Le commissaire Langlois sonnait au parlophone, le soir, comme après son travail, dans le moment où Karim était présent auprès de sa grand-mère. On était content de sa visite. On attendait chaque fois une nouvelle importante. Hélas, d'entrée de jeu, il annonçait:
— Non, non, je regrette. Rien de précis encore, aucune piste sérieuse. Mais nous y travaillons.
Leila lui proposait de s’asseoir et il s’asseyait. Il ôtait son imperméable quand c'était l’hiver. Elle ouvrait pour lui une boîte de biscuits sablés au saindoux saupoudrés de cannelle. Il acceptait de se servir mais il était venu, une fois encore, pour qu’on lui parle de la victime, pour qu’on évoque son passé. Les motifs d’un assassinat peuvent remonter très loin dans le passé des protagonistes et, comme le commissaire avait des manières affables, qu’il ne la brusquait pas, qu’il paraissait toujours quelque peu distrait, qu’il ne prenait pas de notes, ou alors un mot attrapé ici ou là qu’il griffonnait dans un petit calepin à couverture orange de la marque Rhodia, Leila n’avait pas tardé à faire mention du coup de tête dans le thorax avec lequel Bilal avait terrassé le client qui l’insultait, à la suite de quoi Bilal s'était enfui.

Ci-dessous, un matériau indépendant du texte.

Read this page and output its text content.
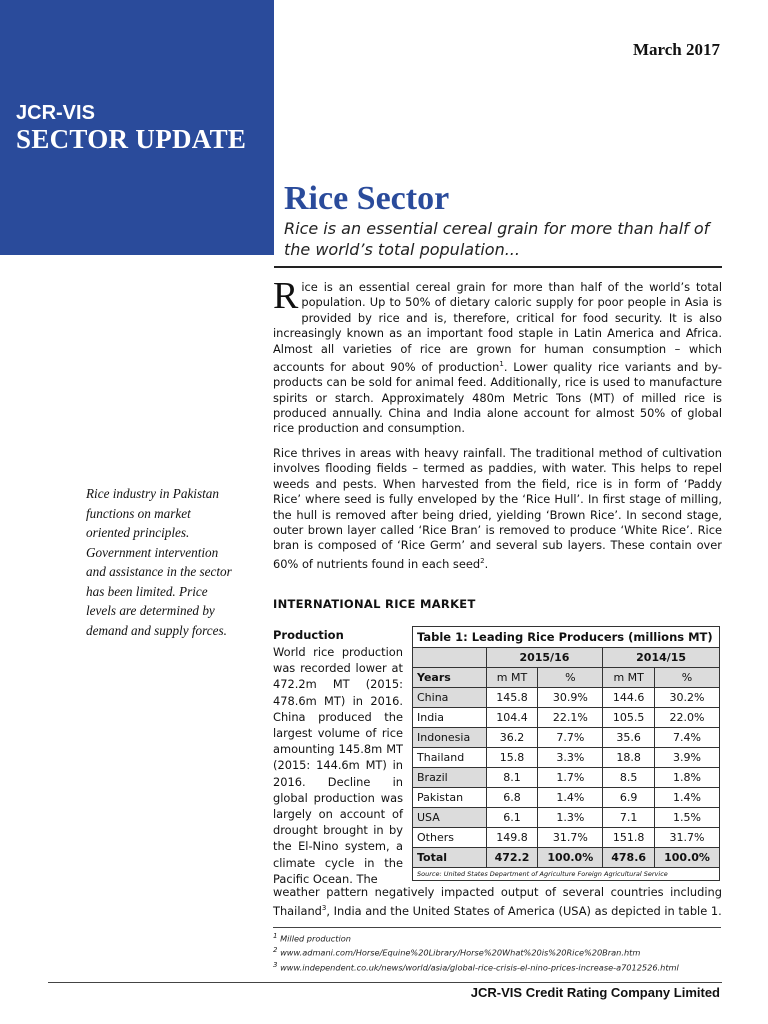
JCR-VIS
SECTOR UPDATE
March 2017
Rice Sector
Rice is an essential cereal grain for more than half of the world’s total population...
Rice is an essential cereal grain for more than half of the world’s total population. Up to 50% of dietary caloric supply for poor people in Asia is provided by rice and is, therefore, critical for food security. It is also increasingly known as an important food staple in Latin America and Africa. Almost all varieties of rice are grown for human consumption – which accounts for about 90% of production$^1$. Lower quality rice variants and by-products can be sold for animal feed. Additionally, rice is used to manufacture spirits or starch. Approximately 480m Metric Tons (MT) of milled rice is produced annually. China and India alone account for almost 50% of global rice production and consumption.
Rice thrives in areas with heavy rainfall. The traditional method of cultivation involves flooding fields – termed as paddies, with water. This helps to repel weeds and pests. When harvested from the field, rice is in form of ‘Paddy Rice’ where seed is fully enveloped by the ‘Rice Hull’. In first stage of milling, the hull is removed after being dried, yielding ‘Brown Rice’. In second stage, outer brown layer called ‘Rice Bran’ is removed to produce ‘White Rice’. Rice bran is composed of ‘Rice Germ’ and several sub layers. These contain over 60% of nutrients found in each seed$^2$.
Rice industry in Pakistan functions on market oriented principles. Government intervention and assistance in the sector has been limited. Price levels are determined by demand and supply forces.
INTERNATIONAL RICE MARKET
Production
World rice production was recorded lower at 472.2m MT (2015: 478.6m MT) in 2016. China produced the largest volume of rice amounting 145.8m MT (2015: 144.6m MT) in 2016. Decline in global production was largely on account of drought brought in by the El-Nino system, a climate cycle in the Pacific Ocean. The
Table 1: Leading Rice Producers (millions MT)				
	2015/16		2014/15	
Years	m MT	%	m MT	%
China	145.8	30.9%	144.6	30.2%
India	104.4	22.1%	105.5	22.0%
Indonesia	36.2	7.7%	35.6	7.4%
Thailand	15.8	3.3%	18.8	3.9%
Brazil	8.1	1.7%	8.5	1.8%
Pakistan	6.8	1.4%	6.9	1.4%
USA	6.1	1.3%	7.1	1.5%
Others	149.8	31.7%	151.8	31.7%
Total	472.2	100.0%	478.6	100.0%
Source: United States Department of Agriculture Foreign Agricultural Service				
weather pattern negatively impacted output of several countries including Thailand$^3$, India and the United States of America (USA) as depicted in table 1.
$^1$ Milled production
$^2$ www.admani.com/Horse/Equine%20Library/Horse%20What%20is%20Rice%20Bran.htm
$^3$ www.independent.co.uk/news/world/asia/global-rice-crisis-el-nino-prices-increase-a7012526.html
JCR-VIS Credit Rating Company Limited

Bilal n’avait jamais dit à sa femme le nom de son adversaire, pas plus qu’il n’avait dit en quoi consistait l’insulte qu'il avait entendue. Mais l’atelier de marbrerie où avait eu lieu la scène était le même que celui où Bilal, après quatre ans d’exil, avait retrouvé sa place, et où il avait continué de travailler jusqu'au moment de la retraite. Et, après la révélation de Leila, le commissaire Langlois n’avait pas manqué de s’y rendre et de poser des questions.
L’atelier se trouvait rue Papon, à deux pas de la place du Pin qui était devenue, dans les dernières années, un endroit à la mode, avec une vie nocturne des plus animées. L’actuel patron, un certain Joël Isnard, était le fils de celui de l'époque. Il connaissait Bilal depuis toujours. Il avait appris la nouvelle de sa mort. Il ne pouvait pas croire qu’il avait été assassiné. Quand Langlois a évoqué la fameuse histoire du “coup de boule”, digne d'un champion de football, il a répondu que oui, bien sûr, il s’en souvenait, il en avait beaucoup entendu parler à la maison.
— Mon père avait toute confiance en lui. Bilal était son meilleur ouvrier. Pas une seconde, il n’a douté de sa parole. Mais Bilal s’est enfui alors que l’autre, huit jours plus tard, avait retiré sa plainte. Bilal devait avoir ses raisons. L’autre aussi, je veux dire, de retirer sa plainte.
Mais Isnard, le père, avait continué de parler avec la femme du fugitif, dont il avait deviné qu’il restait en contact avec elle, son fils pensait même qu'il lui donnait un peu d’argent, et Bilal savait qu’il pourrait revenir quand il voudrait. Qu’on lui gardait sa place.
Langlois n’avait eu aucun mal à retrouver la trace de l’adversaire. Il s’appelait Mancini, Moretti, ou peut-être Rizzo. Je ne m’en souviens plus très bien, et l’ai-je jamais su? Il s'était retiré à Palma de Majorque depuis plusieurs années, il était aussi vieux que Bilal et on ne voyait pas qu’il eût quitté l'île à la date indiquée. Décidément, cette piste devait être écartée.
— Et est-ce que tu lui as parlé de l'inconnu du môle? interrogeait Daniel.
Mais non, Karim n’avait pas osé, cette fois encore. Il ne l'avait vu que deux ou trois fois peut-être, il ne le connaissait pas, un individu parmi les autres qui fréquentaient la terrasse de la Shounga et qu'on apercevait, debout, à l'entrée du môle, à l’heure du soir où, sur les rochers en contrebas, commençait le ballet des rencontres furtives, que son grand-père, Bilal, ne semblait pas remarquer, que Karim s'était toujours abstenu d’évoquer avec lui. Et qu’est-ce qu’il lui avait fait penser que ce personnage pouvait être l'assassin de son grand-père? Il n’y avait aucune raison à cela. Il ne s’agissait que d’un simple fantasme, comme un étourdissement. Une hallucination. Et d'ailleurs, depuis que le drame s'était produit, il ne l’avait pas revu.